One of the challenges those of us who are working to be missional followers of Christ and who are trying to lead our churches to be more missional is how to explain what it would look like. I've had the questions asked of me "what does a missional Christian look like?"

Well, here's a great explanation through the use of Images

Read through the word pictures and see if it doesn't help.

HT: Missional Images

Friday, May 04, 2007

On the Journey

When I'm trying to unpack the call of Jesus on a person's life, I talk a lot about "the Journey" with Him. The idea is to separate the lifelong process of following Him from the "event" of beginning the journey. Not because that first step isn't important - it is, but that so many seem to linger close to where they began all their lives.

So I work to make people understand that we are to give our lives as testament and testimony to what God has done and is doing in and through us.
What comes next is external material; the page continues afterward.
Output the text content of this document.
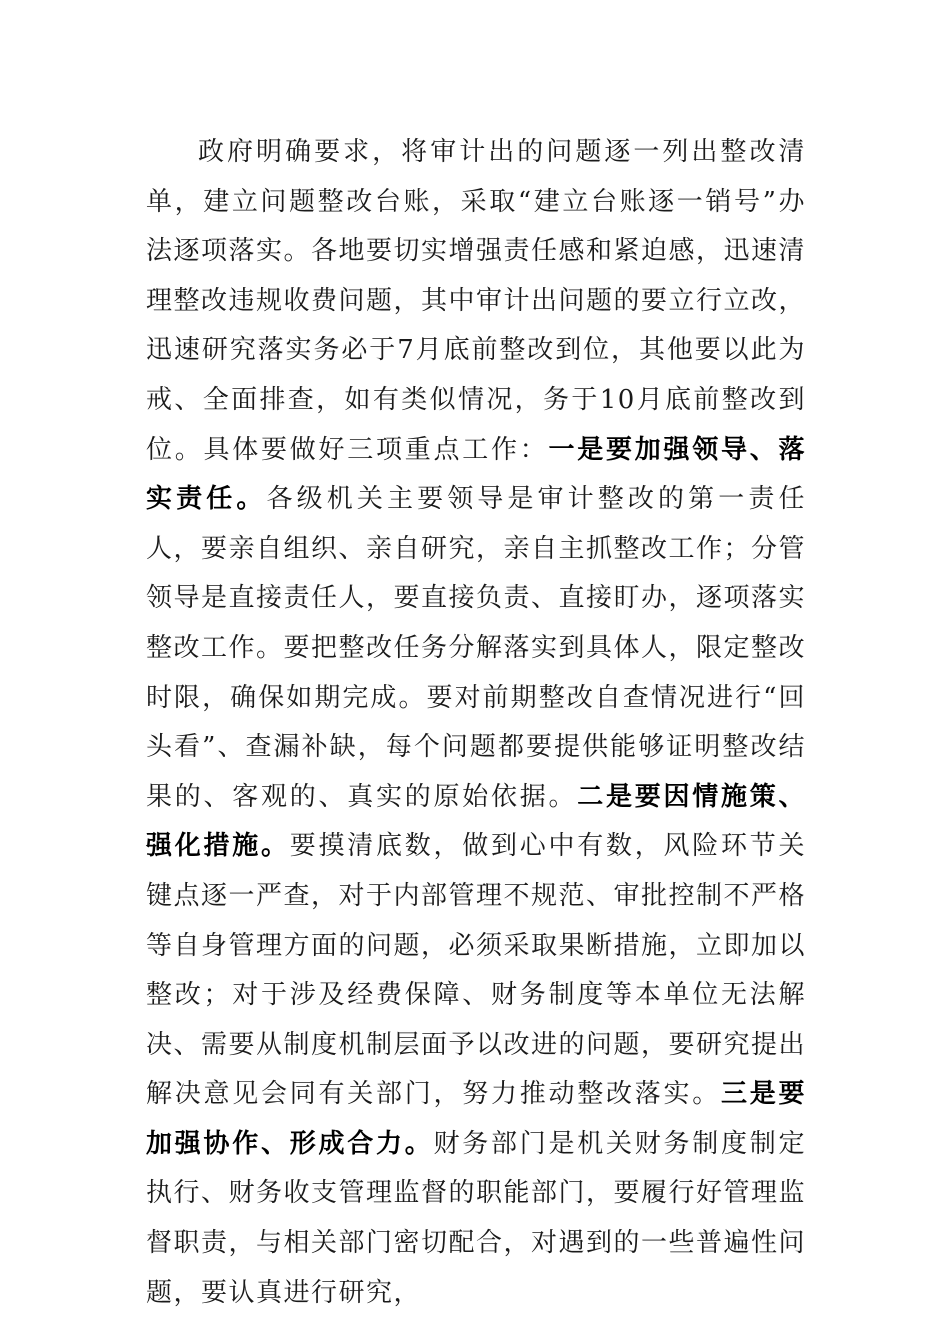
政府明确要求，将审计出的问题逐一列出整改清单，建立问题整改台账，采取“建立台账逐一销号”办法逐项落实。各地要切实增强责任感和紧迫感，迅速清理整改违规收费问题，其中审计出问题的要立行立改，迅速研究落实务必于7月底前整改到位，其他要以此为戒、全面排查，如有类似情况，务于10月底前整改到位。具体要做好三项重点工作：一是要加强领导、落实责任。各级机关主要领导是审计整改的第一责任人，要亲自组织、亲自研究，亲自主抓整改工作；分管领导是直接责任人，要直接负责、直接盯办，逐项落实整改工作。要把整改任务分解落实到具体人，限定整改时限，确保如期完成。要对前期整改自查情况进行“回头看”、查漏补缺，每个问题都要提供能够证明整改结果的、客观的、真实的原始依据。二是要因情施策、强化措施。要摸清底数，做到心中有数，风险环节关键点逐一严查，对于内部管理不规范、审批控制不严格等自身管理方面的问题，必须采取果断措施，立即加以整改；对于涉及经费保障、财务制度等本单位无法解决、需要从制度机制层面予以改进的问题，要研究提出解决意见会同有关部门，努力推动整改落实。三是要加强协作、形成合力。财务部门是机关财务制度制定执行、财务收支管理监督的职能部门，要履行好管理监督职责，与相关部门密切配合，对遇到的一些普遍性问题，要认真进行研究，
I was reading today about the work of Robert Webber, who went home to be with the Lord just this week. Webber's call to an Ancient-Future faith resonates with me. I cannot see my part in the story as unrelated to all those followers of Jesus who went before.

Yet, as a present day follower, I rely far more on the written Word than my forbears in the first century did. Sometimes I worry about that. But a quote given by Webber in an interview with Christianity Today a few years back made me understand just how that worked then, and how it should work today

Currently, worship seems to be divorced from the story. It is programmatic and narcissistic. If we resituate worship in the story, then worship tells and enacts the story of God. And God is the subject of that worship rather than the object that we worship. The subject acts on us in worship and forms us into Christ's likeness and thus affects our spirituality.

And today, spirituality, like worship, is divorced from the story. Spirituality is shaped by psychology, shaped by focusing on the self. It's very narcissistic instead of being our continual embodiment of the story. Spirituality is ultimately not having some sort of esoteric experience, but becoming what God created us to be and making the world what God created it to be, a place of his glory.

Hans Urs Von Balthazar said that we need to take a passage of Scripture and so internalize it that we become it. If somebody asks where's Matthew 25, we should be able to say, "Oh, it's walking over there."

Can we point to one another and cite ourselves as a scriptural reference?

Lord, have mercy on me a sinner and give me what I lack to delight your heart.